Ces énergies sont polluantes, et obligent à revenir au port pour recharger le bateau. Il existe pourtant aujourd’hui des sources d’énergies propres, autonomes et efficaces pour un bateau.
Malgré cela, jamais à ce jour un voilier de course au large ne s’est engagé dans cette quête de l’autonomie, de la liberté sans perte de performance. Tout juste peut on trouver des projets qui tentent d’utiliser, sur des périodes bien limitées, des carburants dits bio. Et trop souvent, ces projets voient leur limite en matière d’autonomie ou d’énergie propre dans un contexte de compétition:
- L'utilisation exclusive de panneaux solaires, ne peut être viable qu’en période de course, et encore. Ils ne peuvent pas, aujourd’hui, recharger un moteur électrique qui reste nécessaire hors course. Ils ne fonctionnent que très peu dès que le ciel se couvre. Enfin, ils ne fournissent pas assez d’énergie pour faire fonctionner, même brièvement, de quoi réchauffer la nourriture.
- L'utilisation de carburants alternatifs (biocarburants) ne résout pas les problèmes d’autonomie. De plus, ils restent délicats à manipuler (Il ne s’agit pas de renverser un bidon pendant un plein). Enfin, ces technologies restent très chères et peu éprouvées en pleine mer.
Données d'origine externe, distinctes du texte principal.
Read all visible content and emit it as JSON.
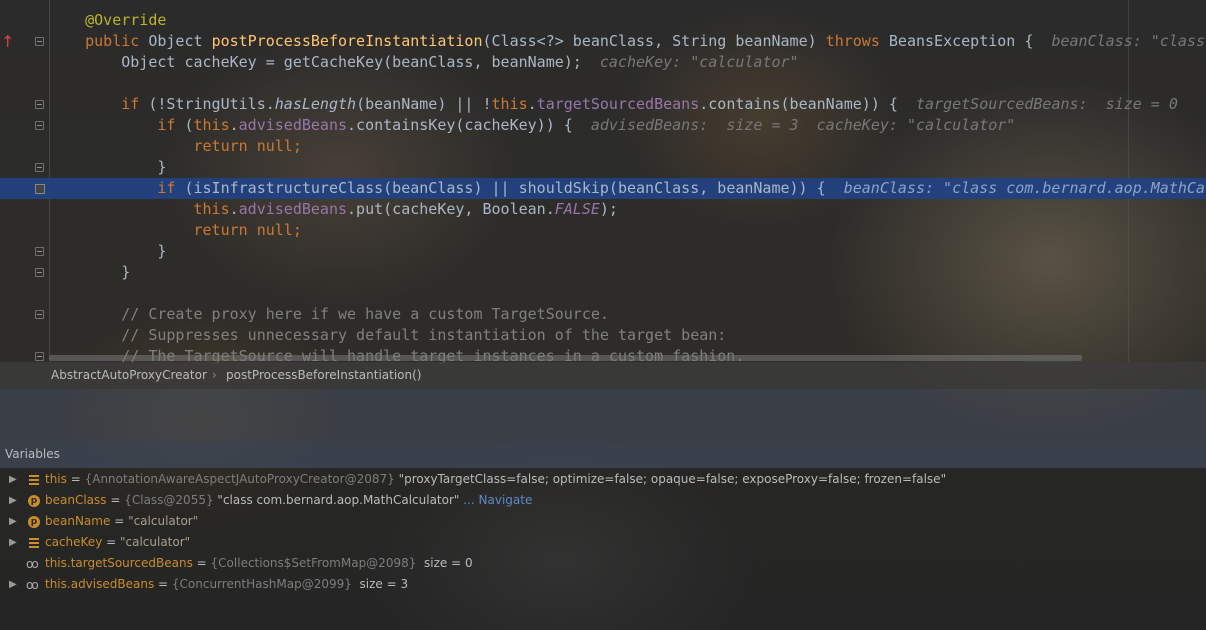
{
  "editor": {
    "lines": [
      {
        "parts": [
          {
            "t": "    "
          },
          {
            "t": "@Override",
            "c": "ann"
          }
        ]
      },
      {
        "parts": [
          {
            "t": "    "
          },
          {
            "t": "public",
            "c": "kw"
          },
          {
            "t": " Object "
          },
          {
            "t": "postProcessBeforeInstantiation",
            "c": "fn"
          },
          {
            "t": "(Class<?> beanClass, String beanName) "
          },
          {
            "t": "throws",
            "c": "kw"
          },
          {
            "t": " BeansException {  "
          },
          {
            "t": "beanClass: \"class",
            "c": "dbg"
          }
        ]
      },
      {
        "parts": [
          {
            "t": "        Object cacheKey = getCacheKey(beanClass, beanName);  "
          },
          {
            "t": "cacheKey: \"calculator\"",
            "c": "dbg"
          }
        ]
      },
      {
        "parts": [
          {
            "t": ""
          }
        ]
      },
      {
        "parts": [
          {
            "t": "        "
          },
          {
            "t": "if",
            "c": "kw"
          },
          {
            "t": " (!StringUtils."
          },
          {
            "t": "hasLength",
            "c": "ital"
          },
          {
            "t": "(beanName) || !"
          },
          {
            "t": "this",
            "c": "kw"
          },
          {
            "t": "."
          },
          {
            "t": "targetSourcedBeans",
            "c": "fld"
          },
          {
            "t": ".contains(beanName)) {  "
          },
          {
            "t": "targetSourcedBeans:  size = 0",
            "c": "dbg"
          }
        ]
      },
      {
        "parts": [
          {
            "t": "            "
          },
          {
            "t": "if",
            "c": "kw"
          },
          {
            "t": " ("
          },
          {
            "t": "this",
            "c": "kw"
          },
          {
            "t": "."
          },
          {
            "t": "advisedBeans",
            "c": "fld"
          },
          {
            "t": ".containsKey(cacheKey)) {  "
          },
          {
            "t": "advisedBeans:  size = 3  cacheKey: \"calculator\"",
            "c": "dbg"
          }
        ]
      },
      {
        "parts": [
          {
            "t": "                "
          },
          {
            "t": "return null",
            "c": "kw"
          },
          {
            "t": ";",
            "c": "kw"
          }
        ]
      },
      {
        "parts": [
          {
            "t": "            }"
          }
        ]
      },
      {
        "parts": [
          {
            "t": "            "
          },
          {
            "t": "if",
            "c": "kw"
          },
          {
            "t": " (isInfrastructureClass(beanClass) || shouldSkip(beanClass, beanName)) {  "
          },
          {
            "t": "beanClass: \"class com.bernard.aop.MathCal",
            "c": "dbg-hl"
          }
        ],
        "highlight": true
      },
      {
        "parts": [
          {
            "t": "                "
          },
          {
            "t": "this",
            "c": "kw"
          },
          {
            "t": "."
          },
          {
            "t": "advisedBeans",
            "c": "fld"
          },
          {
            "t": ".put(cacheKey, Boolean."
          },
          {
            "t": "FALSE",
            "c": "fld ital"
          },
          {
            "t": ");"
          }
        ]
      },
      {
        "parts": [
          {
            "t": "                "
          },
          {
            "t": "return null",
            "c": "kw"
          },
          {
            "t": ";",
            "c": "kw"
          }
        ]
      },
      {
        "parts": [
          {
            "t": "            }"
          }
        ]
      },
      {
        "parts": [
          {
            "t": "        }"
          }
        ]
      },
      {
        "parts": [
          {
            "t": ""
          }
        ]
      },
      {
        "parts": [
          {
            "t": "        "
          },
          {
            "t": "// Create proxy here if we have a custom TargetSource.",
            "c": "cmt"
          }
        ]
      },
      {
        "parts": [
          {
            "t": "        "
          },
          {
            "t": "// Suppresses unnecessary default instantiation of the target bean:",
            "c": "cmt"
          }
        ]
      },
      {
        "parts": [
          {
            "t": "        "
          },
          {
            "t": "// The TargetSource will handle target instances in a custom fashion.",
            "c": "cmt"
          }
        ]
      }
    ]
  },
  "breadcrumb": {
    "class_name": "AbstractAutoProxyCreator",
    "separator": "›",
    "method_name": "postProcessBeforeInstantiation()"
  },
  "variables": {
    "title": "Variables",
    "rows": [
      {
        "expand": "▶",
        "icon": "field-icon",
        "name": "this",
        "eq": " = ",
        "type": "{AnnotationAwareAspectJAutoProxyCreator@2087}",
        "value": " \"proxyTargetClass=false; optimize=false; opaque=false; exposeProxy=false; frozen=false\"",
        "link": ""
      },
      {
        "expand": "▶",
        "icon": "parameter-icon",
        "name": "beanClass",
        "eq": " = ",
        "type": "{Class@2055}",
        "value": " \"class com.bernard.aop.MathCalculator\"",
        "link": " ... Navigate"
      },
      {
        "expand": "▶",
        "icon": "parameter-icon",
        "name": "beanName",
        "eq": " = ",
        "type": "",
        "value": "\"calculator\"",
        "link": ""
      },
      {
        "expand": "▶",
        "icon": "field-icon",
        "name": "cacheKey",
        "eq": " = ",
        "type": "",
        "value": "\"calculator\"",
        "link": ""
      },
      {
        "expand": "",
        "icon": "watch-icon",
        "name": "this.targetSourcedBeans",
        "eq": " = ",
        "type": "{Collections$SetFromMap@2098}",
        "value": "  size = 0",
        "link": ""
      },
      {
        "expand": "▶",
        "icon": "watch-icon",
        "name": "this.advisedBeans",
        "eq": " = ",
        "type": "{ConcurrentHashMap@2099}",
        "value": "  size = 3",
        "link": ""
      }
    ]
  },
  "colors": {
    "keyword": "#cc7832",
    "annotation": "#bbb529",
    "method": "#ffc66d",
    "field": "#9876aa",
    "comment": "#808080",
    "selection": "#214283",
    "variable_name": "#c98d2c"
  }
}
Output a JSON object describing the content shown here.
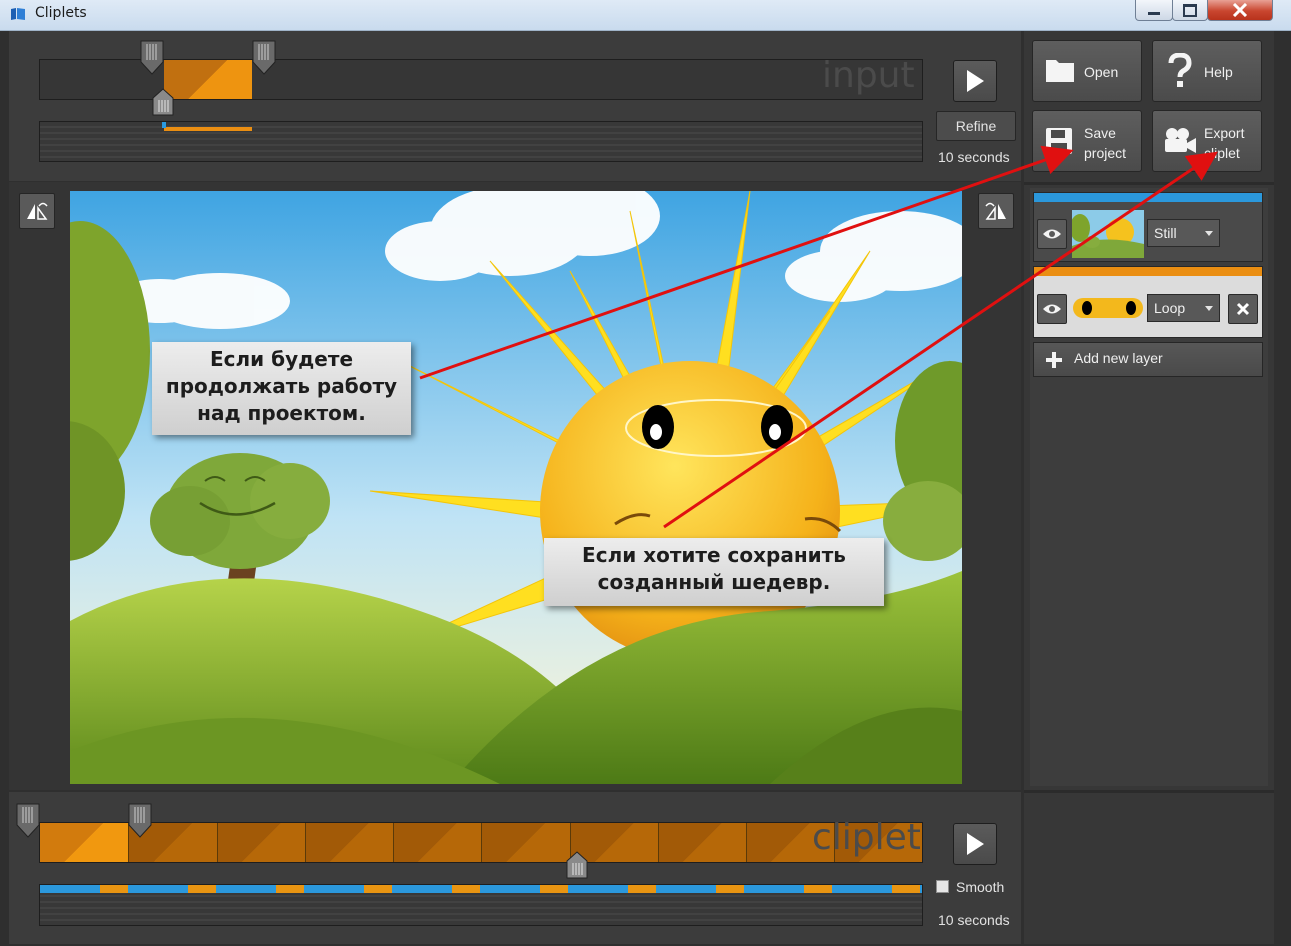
{
  "window": {
    "title": "Cliplets"
  },
  "input_panel": {
    "watermark": "input",
    "refine_label": "Refine",
    "duration": "10 seconds"
  },
  "clip_panel": {
    "watermark": "cliplet",
    "smooth_label": "Smooth",
    "smooth_checked": false,
    "duration": "10 seconds"
  },
  "toolbar": {
    "open_label": "Open",
    "help_label": "Help",
    "save_label_line1": "Save",
    "save_label_line2": "project",
    "export_label_line1": "Export",
    "export_label_line2": "cliplet"
  },
  "layers": [
    {
      "mode": "Still",
      "strip_color": "#2b98dc",
      "selected": false
    },
    {
      "mode": "Loop",
      "strip_color": "#ea8e12",
      "selected": true
    }
  ],
  "add_layer_label": "Add new layer",
  "annotations": {
    "left_line1": "Если будете",
    "left_line2": "продолжать работу",
    "left_line3": "над проектом.",
    "right_line1": "Если хотите сохранить",
    "right_line2": "созданный шедевр.",
    "arrow_color": "#e01010"
  },
  "colors": {
    "accent_orange": "#ee9410",
    "accent_blue": "#2b98dc"
  }
}
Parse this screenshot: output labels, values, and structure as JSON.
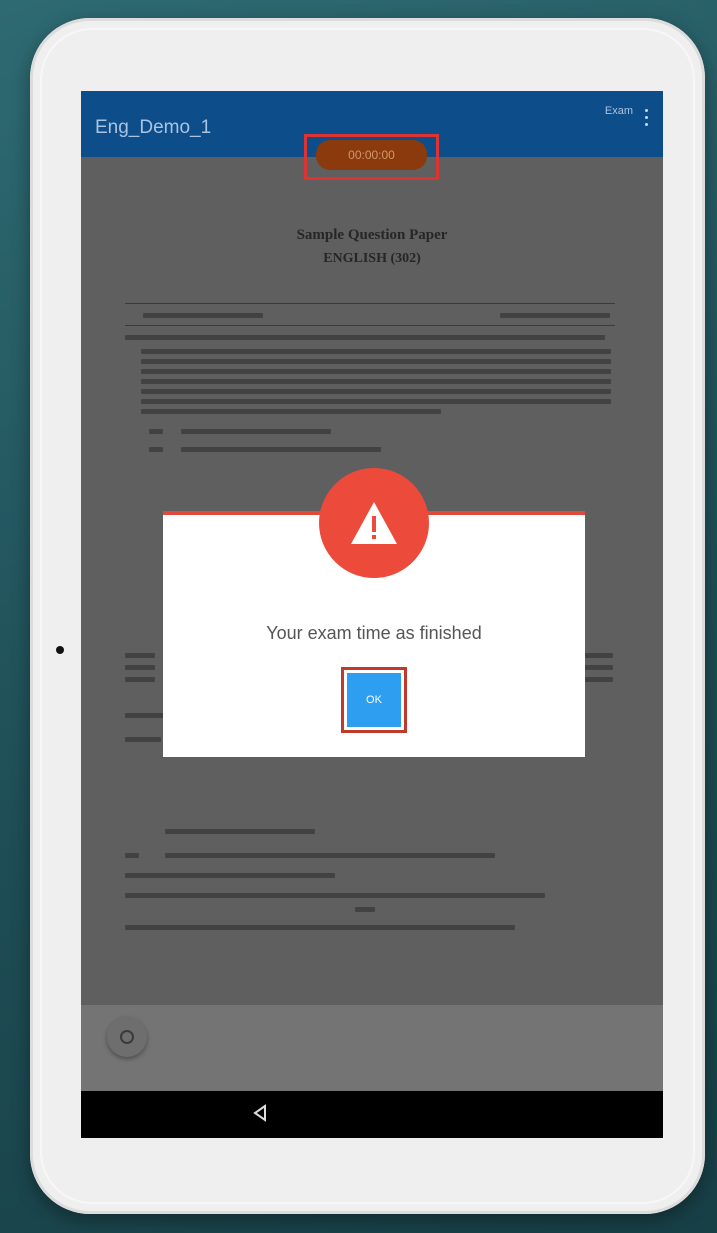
{
  "app": {
    "title": "Eng_Demo_1",
    "header_right": "Exam"
  },
  "timer": {
    "text": "00:00:00"
  },
  "paper": {
    "title": "Sample Question Paper",
    "subtitle": "ENGLISH (302)"
  },
  "dialog": {
    "message": "Your exam time as finished",
    "ok_label": "OK"
  },
  "icons": [
    "more-vert-icon",
    "warning-icon",
    "back-icon",
    "refresh-icon"
  ],
  "colors": {
    "appbar": "#0d4d8a",
    "timer": "#8a3a0c",
    "warning": "#ec4a3a",
    "ok_button": "#2d9ef0",
    "highlight": "#d33333"
  }
}
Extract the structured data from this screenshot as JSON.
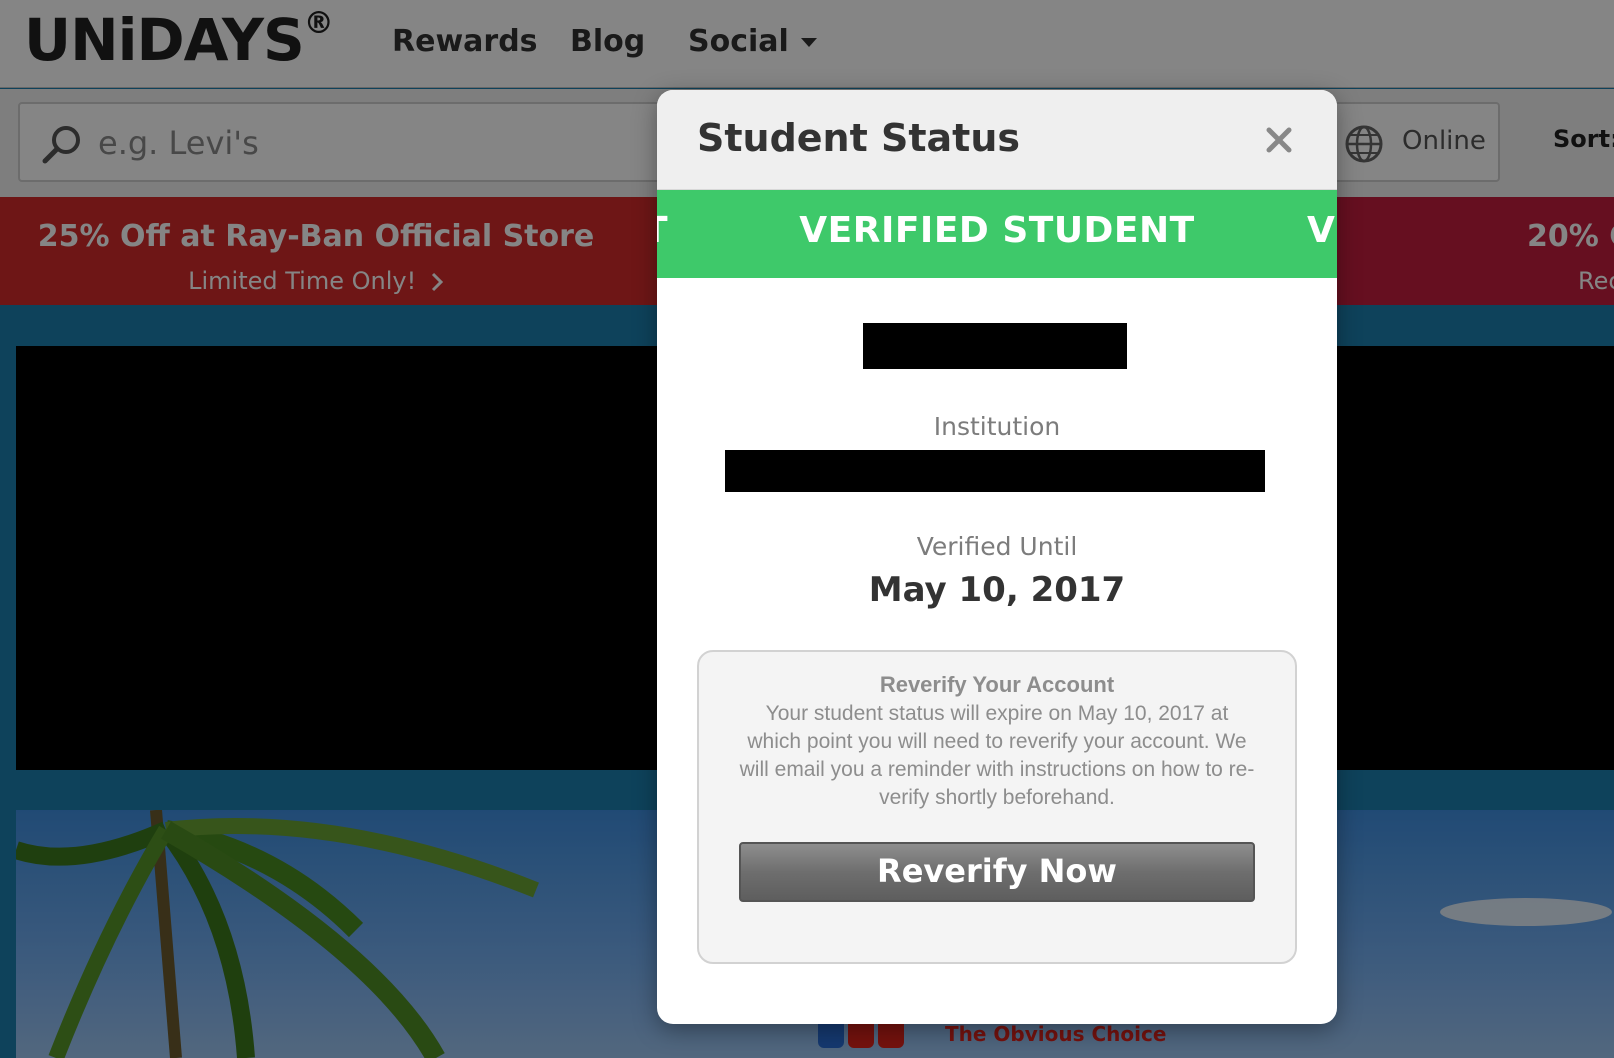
{
  "header": {
    "logo": "UNiDAYS",
    "logo_mark": "®",
    "nav": {
      "rewards": "Rewards",
      "blog": "Blog",
      "social": "Social"
    }
  },
  "search": {
    "placeholder": "e.g. Levi's",
    "channel": "Online",
    "sort_label": "Sort:"
  },
  "promo": {
    "title": "25% Off at Ray-Ban Official Store",
    "subtitle": "Limited Time Only!",
    "next_title": "20% C",
    "next_subtitle": "Rec"
  },
  "hero": {
    "tagline": "The Obvious Choice"
  },
  "modal": {
    "title": "Student Status",
    "banner": "VERIFIED STUDENT",
    "banner_ghost_left": "T",
    "banner_ghost_right": "V",
    "institution_label": "Institution",
    "verified_until_label": "Verified Until",
    "verified_until_value": "May 10, 2017",
    "reverify": {
      "title": "Reverify Your Account",
      "body": "Your student status will expire on May 10, 2017 at which point you will need to reverify your account. We will email you a reminder with instructions on how to re-verify shortly beforehand.",
      "button": "Reverify Now"
    }
  },
  "colors": {
    "verified_green": "#3ec96a",
    "promo_red": "#d42b2b",
    "page_blue": "#1b7fae"
  },
  "icons": [
    "search-icon",
    "globe-icon",
    "close-icon",
    "chevron-right-icon",
    "caret-down-icon"
  ]
}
L’ambition du projet : être présent en bonne place à l’arrivée de la « Transat 6.50 » , en n’ayant jamais ravitaillé le bateau en eau ou en énergie pendant 3 ans (durée du circuit de qualification). Pas de groupe électrogène, pas de gaz, pas de moteur à explosion. Que de l’électrique, produit sur place et sans carburant.